The bulk of Victoria’s remaining COVID-19 restrictions will lift at 11.59pm Thursday night, ending density limits for the state’s hard-hit entertainment and hospitality sector, and removing the most restrictive quarantine requirements for those deemed close contacts of positive cases.
In a Thursday morning announcement, Premier Daniel Andrews said the state government expects 90% of those aged 12 and over to be vaccinated by Saturday or Sunday.
With the vast majority of the state’s population immunised against the virus, Andrews said it was appropriate to wind back some of the state’s lingering restrictions.
The change is “absolutely about getting to as normal a situation as possible, that normality that we have all craved,” Andrews told reporters in Melbourne.
Previously flagged changes to density limits will now come into effect from midnight, meaning restaurants, bars, cafés, music venues, and nightclubs will be permitted to welcome as many guests as their ordinary licenses allow.
In a boon for major cultural and sporting occasions, events with fewer than 30,000 fully vaccinated guests will be permitted without any special approval, while events with more than 30,000 patrons will need to apply for one-off government approvals.
The changes mean events like the Boxing Day Test cricket match and the Australian Open tennis tournament will be free to operate at full capacity.
Weddings and funerals will be free of capacity limits for fully vaccinated attendees, but caps of 50 people, density limits of one person per four square metres, and mask mandates will remain in place for services where vaccination status goes unchecked.

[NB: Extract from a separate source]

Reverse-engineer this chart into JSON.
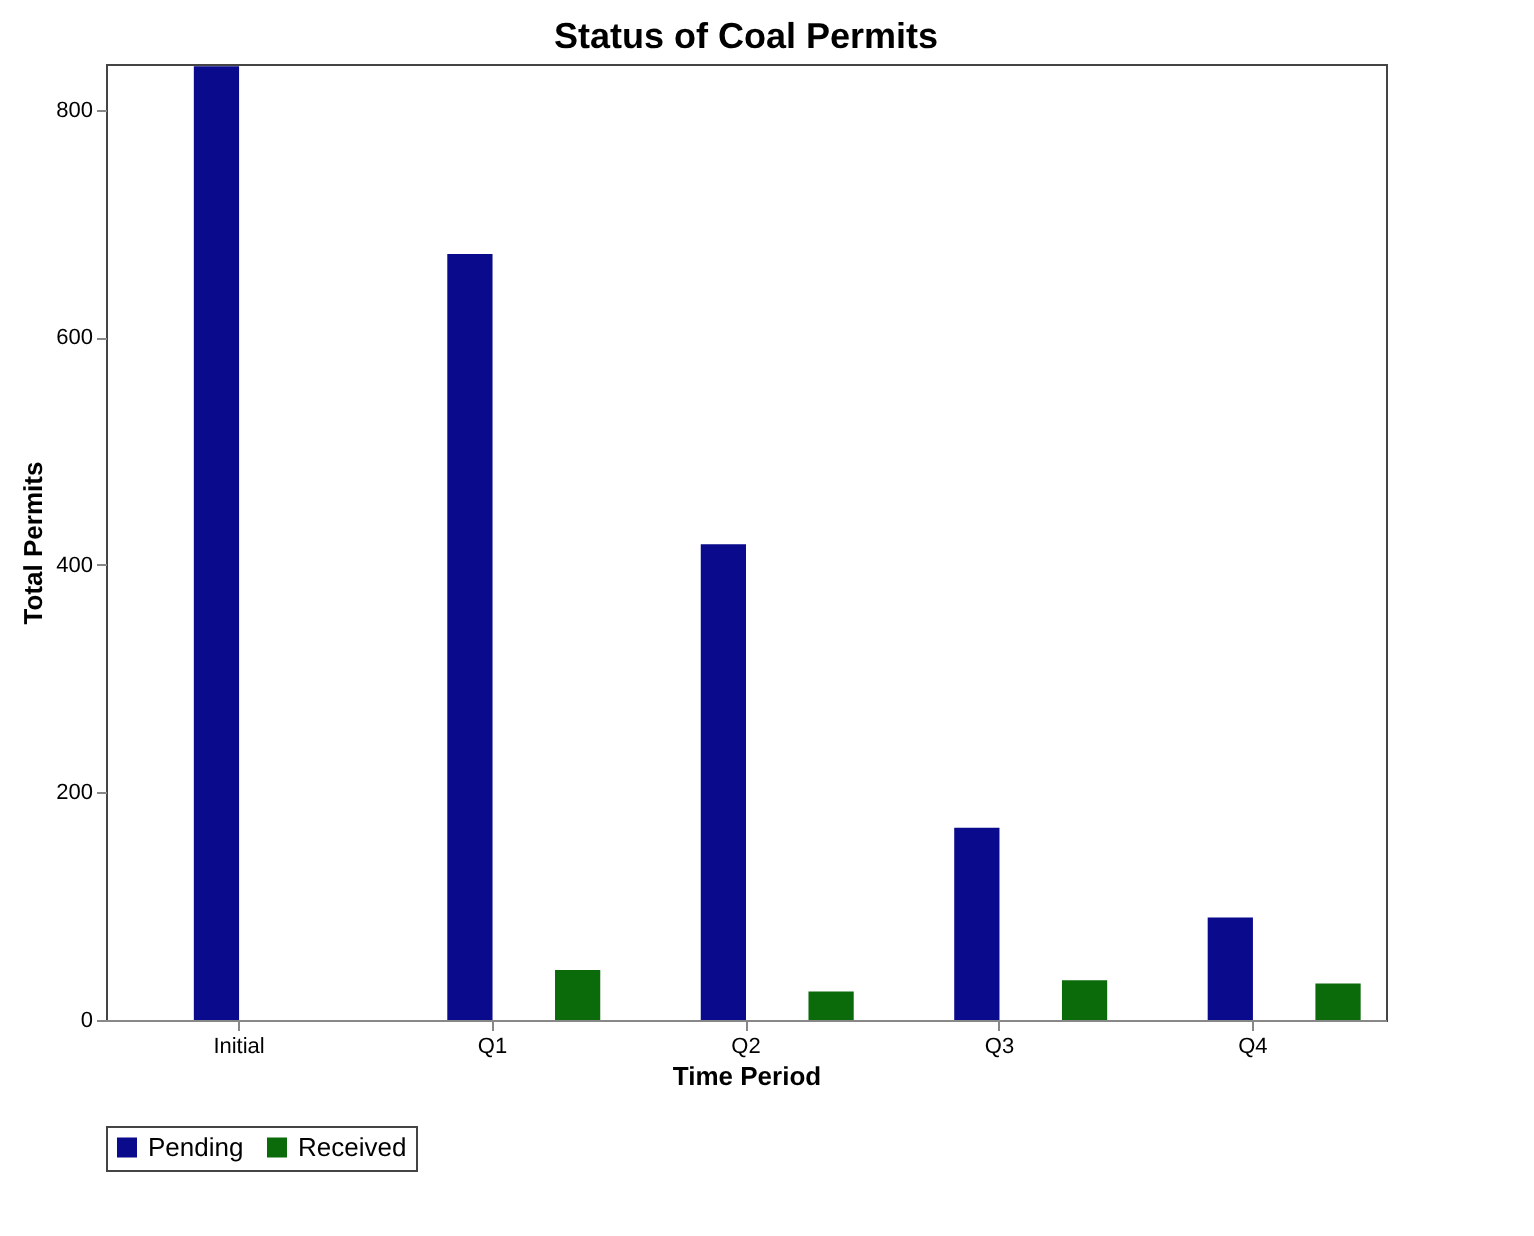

And in a significant update for hospitality and essential retail workers, most people who find themselves exposed to a positive COVID-19 case will no longer be required to undergo extensive self-isolation.

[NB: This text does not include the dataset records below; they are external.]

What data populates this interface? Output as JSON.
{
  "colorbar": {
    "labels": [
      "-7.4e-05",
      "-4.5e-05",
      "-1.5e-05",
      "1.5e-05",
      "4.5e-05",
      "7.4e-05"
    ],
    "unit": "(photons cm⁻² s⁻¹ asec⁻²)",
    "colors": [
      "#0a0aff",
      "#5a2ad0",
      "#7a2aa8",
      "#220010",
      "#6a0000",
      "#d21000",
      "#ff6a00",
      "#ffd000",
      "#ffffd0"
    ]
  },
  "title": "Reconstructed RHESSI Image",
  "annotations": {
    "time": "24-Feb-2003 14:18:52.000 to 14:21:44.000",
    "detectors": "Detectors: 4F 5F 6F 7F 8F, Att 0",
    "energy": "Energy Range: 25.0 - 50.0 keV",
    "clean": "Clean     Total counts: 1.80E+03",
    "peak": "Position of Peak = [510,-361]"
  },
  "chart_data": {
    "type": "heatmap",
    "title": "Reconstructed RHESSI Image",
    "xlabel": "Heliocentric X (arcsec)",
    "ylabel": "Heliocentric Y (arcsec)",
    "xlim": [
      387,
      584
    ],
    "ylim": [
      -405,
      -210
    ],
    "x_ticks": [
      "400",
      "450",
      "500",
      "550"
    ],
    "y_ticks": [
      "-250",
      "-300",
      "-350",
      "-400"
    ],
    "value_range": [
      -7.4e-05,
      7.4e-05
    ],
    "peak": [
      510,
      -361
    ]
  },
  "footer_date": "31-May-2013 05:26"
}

Instead, they will simply need to isolate until they return a negative COVID-19 test result, using a regular PCR COVID-19 test.
The changes will also see masks abandoned in many private and public settings, including offices.

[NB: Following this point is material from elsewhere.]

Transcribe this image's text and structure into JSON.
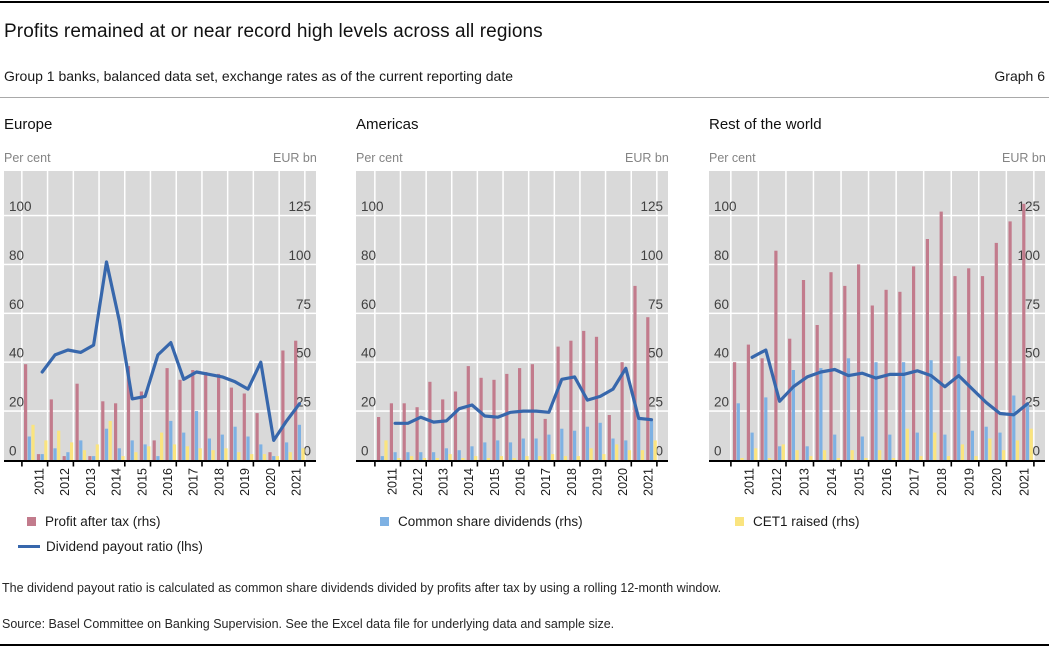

However, masks will linger for servers in hospitality venues, and for visitors and select workers at healthcare facilities.
Masks will remain a must for public transport, taxis, and rideshare trips. Students in Years 3 to Year 6 will need to keep their masks on, along with primary school staff and visitors.
Separately, masks will remain mandatory in retail venues until 15 December, unless the public health situation deteriorates.
“High risk” work settings, like corrections facilities and meat processing plants, will remain as mask-only sites.
The state government will also stop publishing exposure sites online, and will instead use the Service Victoria app to note higher-risk venues where positive cases have been detected.
The changes mark a positive development for Victorian businesses and residents yet to recover from the deep emotional and economic scarring of the past two years.
The announcement also gives the Andrews government some encouraging news, as it attempts to salvage a controversial bill it says will streamline COVID-19 restrictions in the months to come.
Victoria today recorded 1,007 new cases of COVID-19 in the community and 12 deaths caused by the virus. Of more than 13,000 active cases, 337 are currently hospitalised.